The company unsuccessfully tried to argue before the Court of Appeal (WA) that:

  • correctly interpreted, performance shares required “performance” by the holders up to or around the time the performance milestone was reached; Where
  • alternatively, that the conditions governing the performance shares included an implicit clause to this effect.

What the court found

In accordance with usual contractual principles, the court determined that the correct approach to interpreting the terms and conditions attached to the performance shares was what is the objective meaning to be attributed to the words that the parties or the party used to express what was agreed or intended .

Applying this test, the court held that:

  • performance milestones (i.e. the performance of the company’s share price) referred to the performance of the company rather than that of the directors or key management personnel;
  • Since matters unrelated to an entity’s performance (such as macroeconomic factors and market sentiment) can affect the share price (as recognized by GN19), the word “performance” in the expression “performance shares” did not imply that there was a link between the incentive and the milestone in terms of the performance of the tasks by the directors or key management personnel;
  • there was no identifiable textual basis for the imposition of the condition suggested by the company in the terms and conditions of the performance shares; and
  • there were conceptual difficulties with the implicit construct suggested by the company, including uncertainty as to whether a person had ceased to qualify as a key leader when the person’s role changed before the milestone was completed performance, and because some of the incumbents were entities associated with the relevant director or key management personnel.
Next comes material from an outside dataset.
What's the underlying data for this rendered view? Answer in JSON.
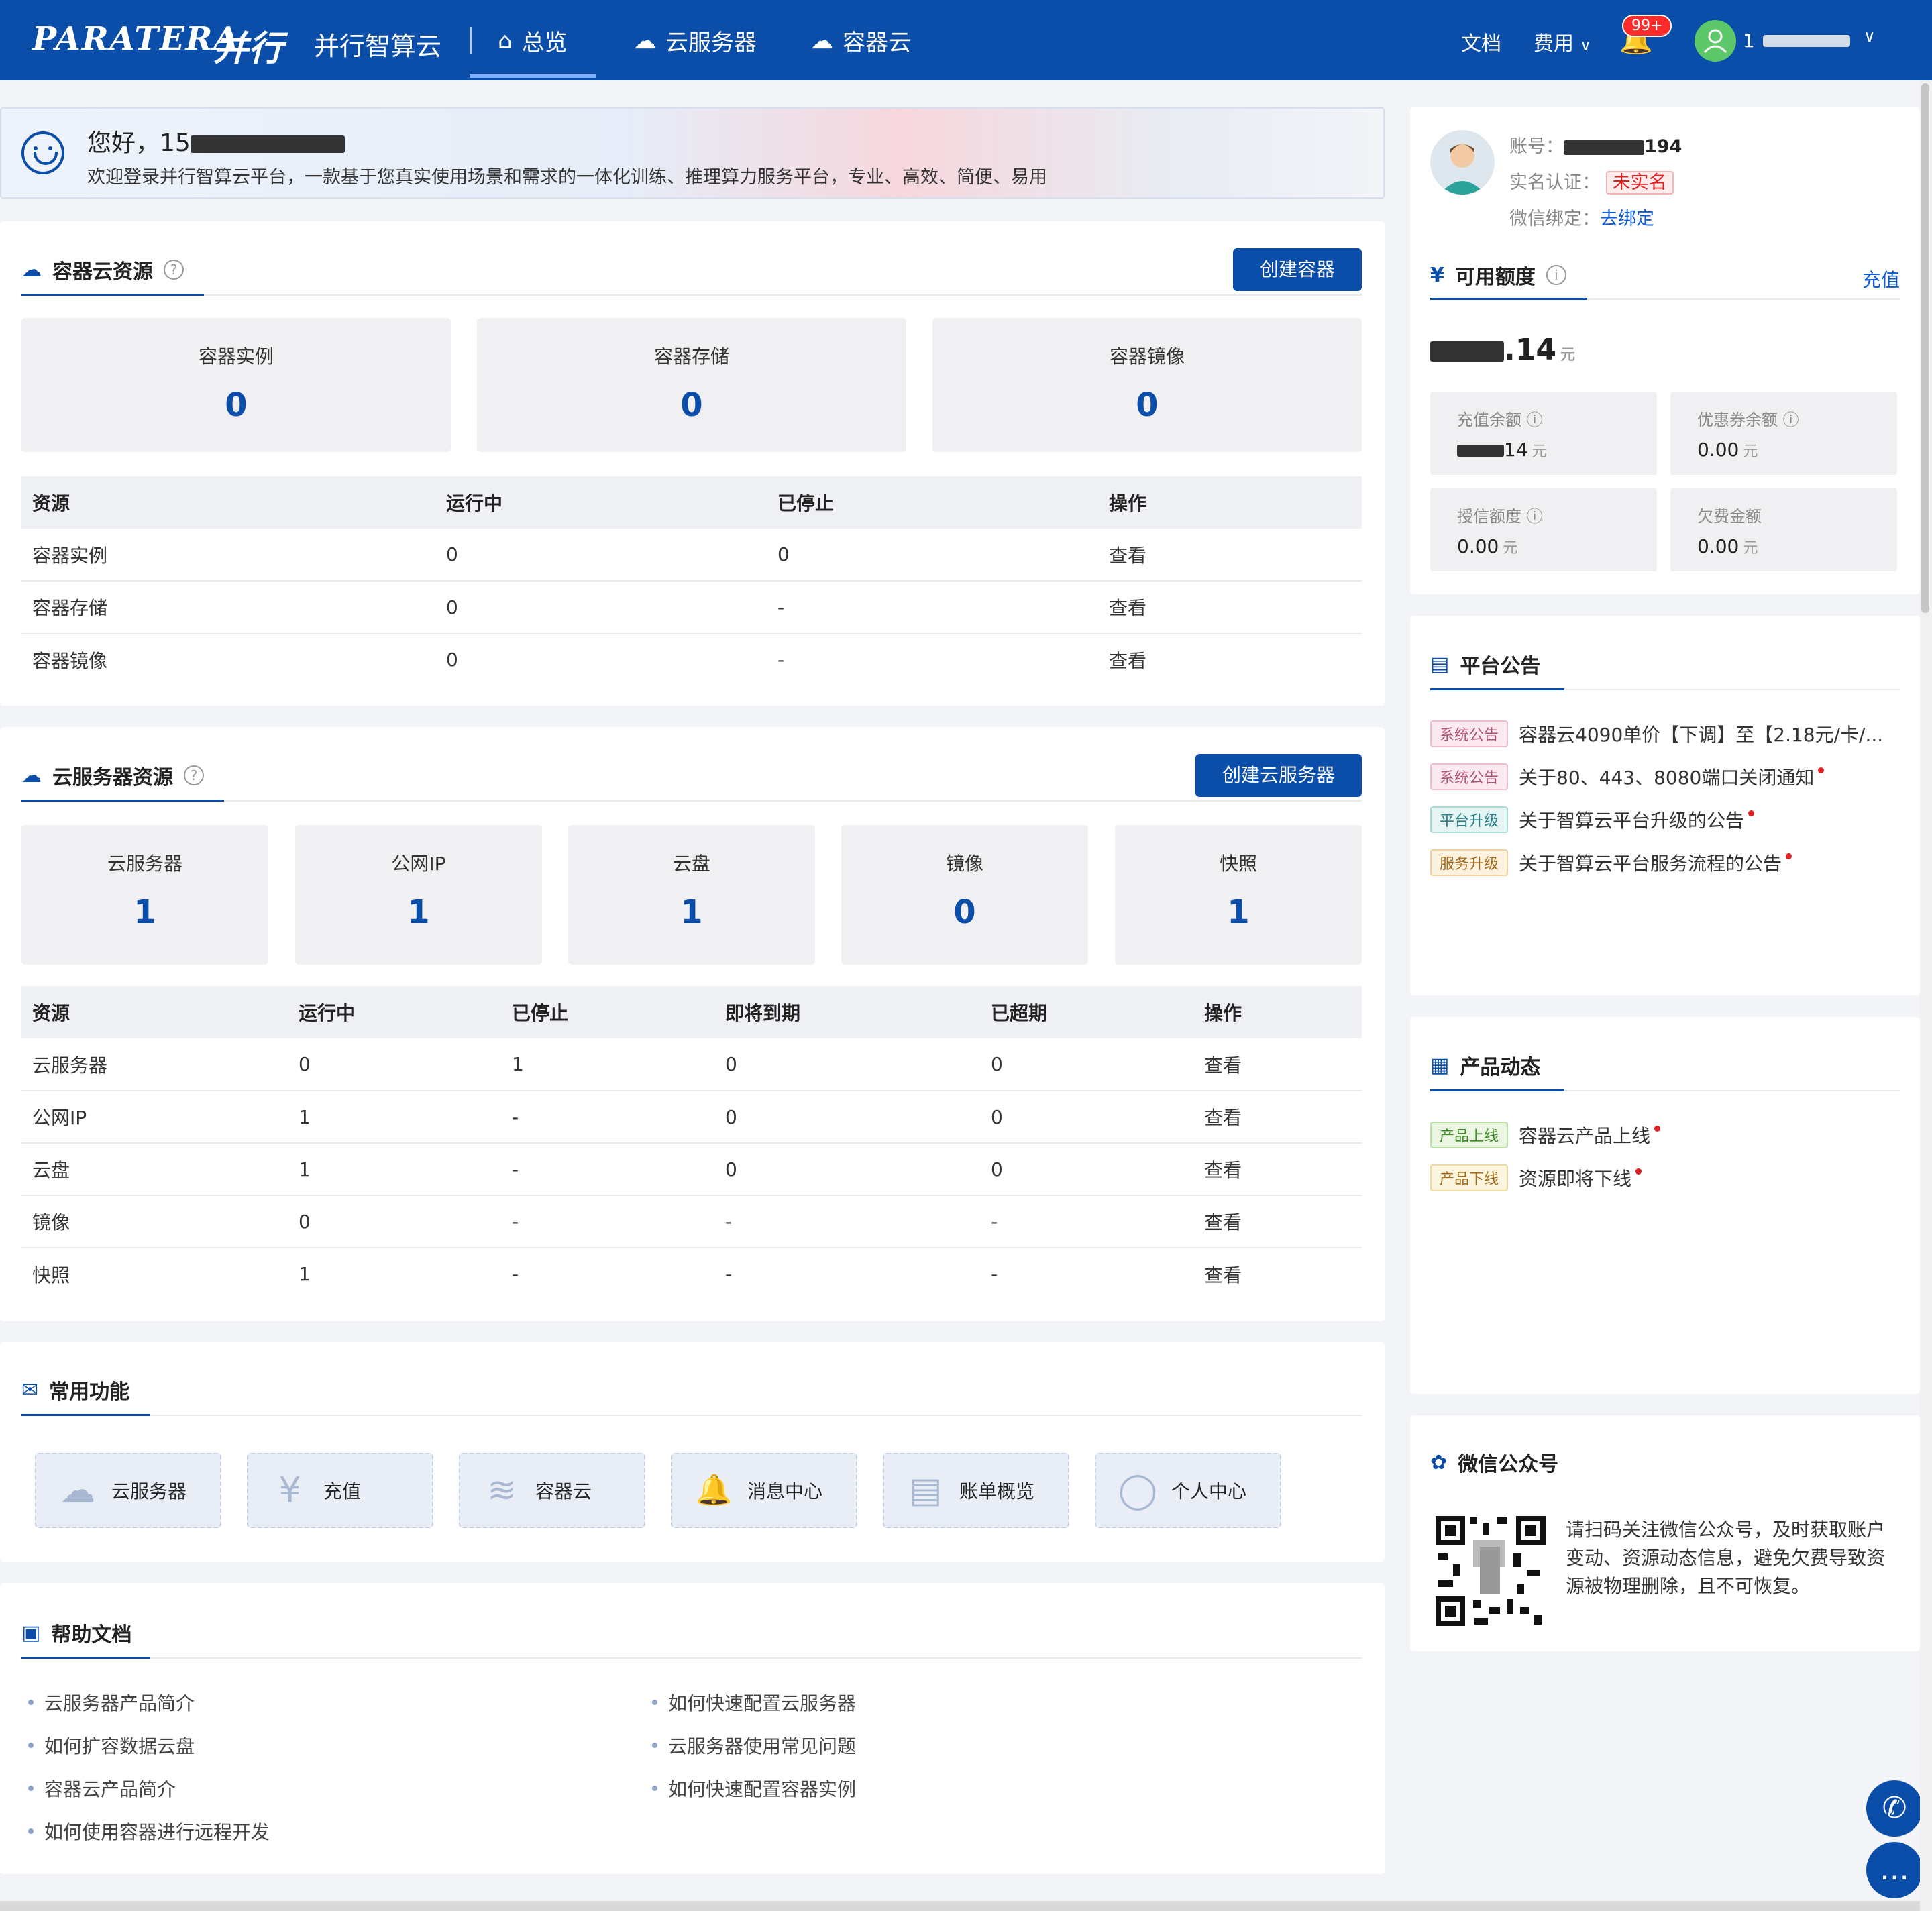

It was not to the point that the implicit construction suggested by the company could be thought to better meet the purpose of the performance shares discerned by the court. To have preferred the implicit construction suggested by the company would have been to disregard the clear terms of the terms and conditions of the performance shares and amounted to a judicial rewriting of these terms and conditions.

Findings of the Court

Applying normal contractual principles, the court held that the suggested implied term was:

  • not reasonable and fair – the suggested implied term would likely expose the parties to the possibility of litigation to test satisfaction of the term; and
  • was not necessary to make the instrument commercially effective – the terms and conditions were commercially feasible without the addition of the suggested implied term. The express terms, properly construed, were not inconsistent with and gave effect to the purpose of the performance shares as revealed by the instrument and surrounding circumstances.